Minister laments fall in trade volume between Nigeria, South Korea
• says trade inflow dropped from $5m in 2018 to $1.3m in 2019
The Minister of Industry, Trade and Investment, Otunba Adebayo has expressed concern over the decrease in the volume of trade between Nigeria and South Korea.
Speaking during the visit of the South Korean ambassador to Nigeria, Kim Young-Chae to his office on Tuesday, the Minister noted that the volume of trade between the two countries went down from $5 million in 2018 to $1.3million in 2019.
Adebayo stated that Nigeria and South Korea shared strong economic and investment ties with over 20 Korean companies presently operating in the country.
He named some of the companies to include Samsung and Hyundai Heavy Industries.
According to a statement by Ifedayo Sayo, Adebayo stressed the need for the South Korean embassy, Federal Ministry of Foreign Affairs and the Ministry of Industry, Trade and Investment to work closely towards improving the volume of trade between the two countries.
He specifically called on Korean investors to take advantage of the country’s involvement in the African Continental Free Trade Zone (AfCFTZ) to invest in Nigeria so that they will have access to the large market in the African continent.
He also told his visitors to encourage investors from South Korea to invest in the new special economic zones established by the ministry in each of the six geographical zones of the country and the existing free trade zones in Calabar, Lekki, Kano among others to boost investment.

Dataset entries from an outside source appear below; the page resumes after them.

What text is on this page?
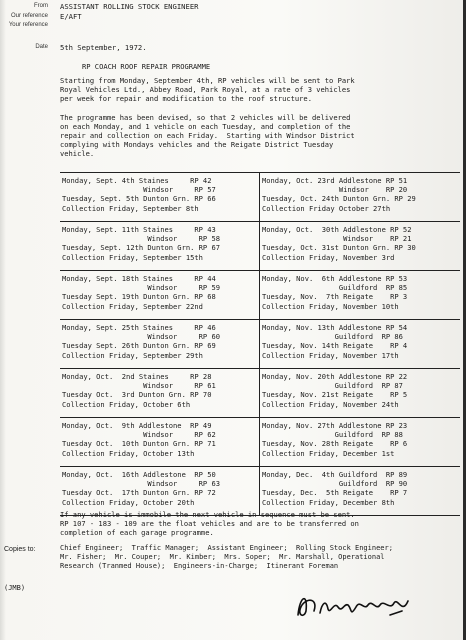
From ASSISTANT ROLLING STOCK ENGINEER
Our reference E/AFT
Your reference
Date 5th September, 1972.
RP COACH ROOF REPAIR PROGRAMME
Starting from Monday, September 4th, RP vehicles will be sent to Park
Royal Vehicles Ltd., Abbey Road, Park Royal, at a rate of 3 vehicles
per week for repair and modification to the roof structure.
The programme has been devised, so that 2 vehicles will be delivered
on each Monday, and 1 vehicle on each Tuesday, and completion of the
repair and collection on each Friday.  Starting with Windsor District
complying with Mondays vehicles and the Reigate District Tuesday
vehicle.
Monday, Sept. 4th Staines     RP 42
Windsor     RP 57
Tuesday, Sept. 5th Dunton Grn. RP 66
Collection Friday, September 8th
Monday, Oct. 23rd Addlestone RP 51
Windsor    RP 20
Tuesday, Oct. 24th Dunton Grn. RP 29
Collection Friday October 27th
Monday, Sept. 11th Staines     RP 43
Windsor     RP 58
Tuesday, Sept. 12th Dunton Grn. RP 67
Collection Friday, September 15th
Monday, Oct.  30th Addlestone RP 52
Windsor    RP 21
Tuesday, Oct. 31st Dunton Grn. RP 30
Collection Friday, November 3rd
Monday, Sept. 18th Staines     RP 44
Windsor     RP 59
Tuesday Sept. 19th Dunton Grn. RP 68
Collection Friday, September 22nd
Monday, Nov.  6th Addlestone RP 53
Guildford  RP 85
Tuesday, Nov.  7th Reigate    RP 3
Collection Friday, November 10th
Monday, Sept. 25th Staines     RP 46
Windsor     RP 60
Tuesday Sept. 26th Dunton Grn. RP 69
Collection Friday, September 29th
Monday, Nov. 13th Addlestone RP 54
Guildford  RP 86
Tuesday, Nov. 14th Reigate    RP 4
Collection Friday, November 17th
Monday, Oct.  2nd Staines     RP 28
Windsor     RP 61
Tuesday Oct.  3rd Dunton Grn. RP 70
Collection Friday, October 6th
Monday, Nov. 20th Addlestone RP 22
Guildford  RP 87
Tuesday, Nov. 21st Reigate    RP 5
Collection Friday, November 24th
Monday, Oct.  9th Addlestone  RP 49
Windsor     RP 62
Tuesday Oct.  10th Dunton Grn. RP 71
Collection Friday, October 13th
Monday, Nov. 27th Addlestone RP 23
Guildford  RP 88
Tuesday, Nov. 28th Reigate    RP 6
Collection Friday, December 1st
Monday, Oct.  16th Addlestone  RP 50
Windsor     RP 63
Tuesday Oct.  17th Dunton Grn. RP 72
Collection Friday, October 20th
Monday, Dec.  4th Guildford  RP 89
Guildford  RP 90
Tuesday, Dec.  5th Reigate    RP 7
Collection Friday, December 8th
If any vehicle is immobile the next vehicle in sequence must be sent.
RP 107 - 183 - 109 are the float vehicles and are to be transferred on
completion of each garage programme.
Copies to:	Chief Engineer;  Traffic Manager;  Assistant Engineer;  Rolling Stock Engineer;
Mr. Fisher;  Mr. Couper;  Mr. Kimber;  Mrs. Soper;  Mr. Marshall, Operational
Research (Tranmed House);  Engineers-in-Charge;  Itinerant Foreman
(JMB)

Adebayo listed efforts made by the Federal Government to attract foreign investment to the country to include the establishment of a One-Stop Investment Centre to provide 48 hours delivery to prospective investors; ports upgrading, including streamlining of agencies operating at the ports; banking reforms initiative to support real sector; and establishment of special economic zones in pursuit of Nigeria’s industrialisation agenda.
On his part, Young-Chae promised to deepen the trade relations between the two countries, promising support for government programmes.